The decision will be handed down on 9 March 2018.
In my humble…
I’m glad of the fact and believe that we are stronger for not having the same divisive discussion on abortion that many other countries have.
Further to this, I’m glad that we don’t have the absolutist approach to public speech that the US has. There must necessarily be reasonable restrictions on most public acts.
However, the ACT law is problematic. People retain the right to express their opinions provided they are a certain distance from the providers of legal abortions. It operates as if there is no danger from people expressing these views provided they are in a certain geographical proximity, it claims that these acts of protest are equivalent to dangerous speech as opposed to valid political expression and it claims that the people conducting this form of speech are a problem that requires a unique distinction under the law.
It’s likely that we’ve gone too far in the inclusion of protests as prohibited action. Aggressive and vile acts of protest can definitely be used as a form of intimidation, but these acts are covered by the other definitions of the Act such as harassing, intimidating or threatening behaviour. To include protest, as its own category, probably tips the scale too far on the protection/freedom continuum and therefore risks a backlash, defeating the purpose of the legislation. If the stronghanded action instead leads to the validation or politicisation of acts of protest near medical clinics, then it has failed. My problem isn’t with what the three men did or didn’t do, my problem is with the wording of the law and whatever the next step is that we haven’t foreseen. In the arms of the wrong government, these laws enforce the precedence that can lead to protest being banned in other circumstances such as gagging environmental protestors outside of cage-egg farms or preventing protests outside of parliament or other objectionable gatherings.

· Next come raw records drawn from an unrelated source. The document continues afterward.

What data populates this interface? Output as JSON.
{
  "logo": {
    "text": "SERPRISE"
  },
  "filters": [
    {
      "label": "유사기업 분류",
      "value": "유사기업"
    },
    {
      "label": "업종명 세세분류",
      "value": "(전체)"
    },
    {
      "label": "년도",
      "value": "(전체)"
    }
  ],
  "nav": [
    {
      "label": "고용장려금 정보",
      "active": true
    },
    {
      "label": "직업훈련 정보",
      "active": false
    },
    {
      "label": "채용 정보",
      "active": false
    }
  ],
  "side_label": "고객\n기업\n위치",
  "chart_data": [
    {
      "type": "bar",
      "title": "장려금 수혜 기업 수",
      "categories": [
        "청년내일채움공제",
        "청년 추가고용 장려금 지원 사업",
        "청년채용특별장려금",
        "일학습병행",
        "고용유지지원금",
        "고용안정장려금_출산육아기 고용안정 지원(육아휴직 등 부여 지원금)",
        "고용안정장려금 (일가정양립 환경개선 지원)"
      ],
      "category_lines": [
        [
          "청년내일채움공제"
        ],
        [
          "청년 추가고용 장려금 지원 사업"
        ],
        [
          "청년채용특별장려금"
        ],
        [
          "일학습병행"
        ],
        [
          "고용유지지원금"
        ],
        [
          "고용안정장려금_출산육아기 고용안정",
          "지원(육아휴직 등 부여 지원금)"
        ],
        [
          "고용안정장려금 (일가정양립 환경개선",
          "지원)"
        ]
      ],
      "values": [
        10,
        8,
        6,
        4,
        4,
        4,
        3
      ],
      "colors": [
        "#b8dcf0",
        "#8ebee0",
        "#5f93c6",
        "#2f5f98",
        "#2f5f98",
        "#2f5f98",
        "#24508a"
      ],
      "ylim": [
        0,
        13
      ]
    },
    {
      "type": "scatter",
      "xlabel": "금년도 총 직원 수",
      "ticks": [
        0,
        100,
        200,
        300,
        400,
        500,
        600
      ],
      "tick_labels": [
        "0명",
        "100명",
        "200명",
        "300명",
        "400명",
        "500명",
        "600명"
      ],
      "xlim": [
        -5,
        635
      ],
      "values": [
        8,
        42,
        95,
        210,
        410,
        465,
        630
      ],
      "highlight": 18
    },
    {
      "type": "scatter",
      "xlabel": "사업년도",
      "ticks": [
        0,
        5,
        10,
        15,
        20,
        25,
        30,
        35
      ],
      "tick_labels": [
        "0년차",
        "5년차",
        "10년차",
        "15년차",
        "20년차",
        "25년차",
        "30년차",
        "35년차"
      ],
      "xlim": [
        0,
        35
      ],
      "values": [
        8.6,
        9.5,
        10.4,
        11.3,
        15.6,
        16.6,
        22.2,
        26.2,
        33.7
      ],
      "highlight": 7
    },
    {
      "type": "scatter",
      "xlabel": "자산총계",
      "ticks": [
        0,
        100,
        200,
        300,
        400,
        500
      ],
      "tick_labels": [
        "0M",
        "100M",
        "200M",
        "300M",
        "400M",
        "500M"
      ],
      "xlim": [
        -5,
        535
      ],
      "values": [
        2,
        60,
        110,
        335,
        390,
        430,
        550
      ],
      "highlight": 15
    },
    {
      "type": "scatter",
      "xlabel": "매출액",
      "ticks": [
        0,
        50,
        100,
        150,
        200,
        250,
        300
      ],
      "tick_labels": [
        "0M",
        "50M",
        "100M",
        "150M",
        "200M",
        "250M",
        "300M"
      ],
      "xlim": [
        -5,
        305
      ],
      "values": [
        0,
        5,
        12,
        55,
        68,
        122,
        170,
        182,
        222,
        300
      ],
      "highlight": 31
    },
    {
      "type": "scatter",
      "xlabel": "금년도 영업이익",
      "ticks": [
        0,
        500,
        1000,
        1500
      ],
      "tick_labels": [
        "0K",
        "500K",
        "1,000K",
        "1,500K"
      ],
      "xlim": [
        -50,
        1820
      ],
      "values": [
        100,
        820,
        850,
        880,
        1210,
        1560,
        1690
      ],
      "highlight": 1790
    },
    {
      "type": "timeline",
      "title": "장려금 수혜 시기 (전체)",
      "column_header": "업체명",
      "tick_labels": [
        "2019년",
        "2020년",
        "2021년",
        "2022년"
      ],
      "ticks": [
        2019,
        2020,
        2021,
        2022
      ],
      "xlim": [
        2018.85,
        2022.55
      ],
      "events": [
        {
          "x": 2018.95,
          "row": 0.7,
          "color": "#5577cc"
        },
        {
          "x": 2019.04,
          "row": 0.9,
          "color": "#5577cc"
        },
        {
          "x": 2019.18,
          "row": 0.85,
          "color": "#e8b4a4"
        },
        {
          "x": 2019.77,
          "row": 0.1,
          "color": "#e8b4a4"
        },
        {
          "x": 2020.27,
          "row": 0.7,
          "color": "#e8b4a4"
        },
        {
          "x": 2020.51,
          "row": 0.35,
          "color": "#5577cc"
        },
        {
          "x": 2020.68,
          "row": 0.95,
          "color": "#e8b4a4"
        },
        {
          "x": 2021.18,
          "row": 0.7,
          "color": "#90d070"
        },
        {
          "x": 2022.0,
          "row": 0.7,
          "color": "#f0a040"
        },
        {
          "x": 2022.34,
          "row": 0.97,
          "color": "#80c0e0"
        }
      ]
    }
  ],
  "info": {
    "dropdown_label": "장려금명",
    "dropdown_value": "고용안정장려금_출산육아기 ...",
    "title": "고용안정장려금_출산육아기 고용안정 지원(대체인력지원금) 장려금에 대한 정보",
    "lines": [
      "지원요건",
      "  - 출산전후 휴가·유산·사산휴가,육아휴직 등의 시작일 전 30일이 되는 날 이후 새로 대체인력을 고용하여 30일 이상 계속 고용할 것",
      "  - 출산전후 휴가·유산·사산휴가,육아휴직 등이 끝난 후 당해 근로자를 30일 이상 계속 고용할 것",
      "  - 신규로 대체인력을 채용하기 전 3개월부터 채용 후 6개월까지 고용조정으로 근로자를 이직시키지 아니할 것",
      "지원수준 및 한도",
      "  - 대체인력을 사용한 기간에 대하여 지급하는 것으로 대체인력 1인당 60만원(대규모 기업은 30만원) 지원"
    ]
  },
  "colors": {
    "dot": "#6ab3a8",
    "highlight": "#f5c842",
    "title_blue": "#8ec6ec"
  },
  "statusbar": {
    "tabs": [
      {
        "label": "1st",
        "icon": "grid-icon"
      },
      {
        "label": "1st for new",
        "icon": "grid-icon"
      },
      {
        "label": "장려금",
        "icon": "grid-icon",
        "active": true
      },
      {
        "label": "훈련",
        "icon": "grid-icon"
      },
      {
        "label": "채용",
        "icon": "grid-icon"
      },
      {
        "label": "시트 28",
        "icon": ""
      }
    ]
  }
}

UPDATE: On 9 March 2018, Magistrate Theakston found each offence not proven and dismissed the charges which relied heavily on tendency evidence to show that the defendants must be engaged in a protest because of their previous behaviour.
Magistrate Theakston stated:
85. I accept they were each engaged in silent prayer, and that such prayer involved no component of expression, communication or message to those around them. The only reservation I have in that regard, arises from the presence of the rosary beads in the hands of Mr Clancy. However, the presence of those rosary beads, without any other symbolic display or gesture, leaves me with a significant doubt about whether there was any expression, communication or message by Mr Clancy.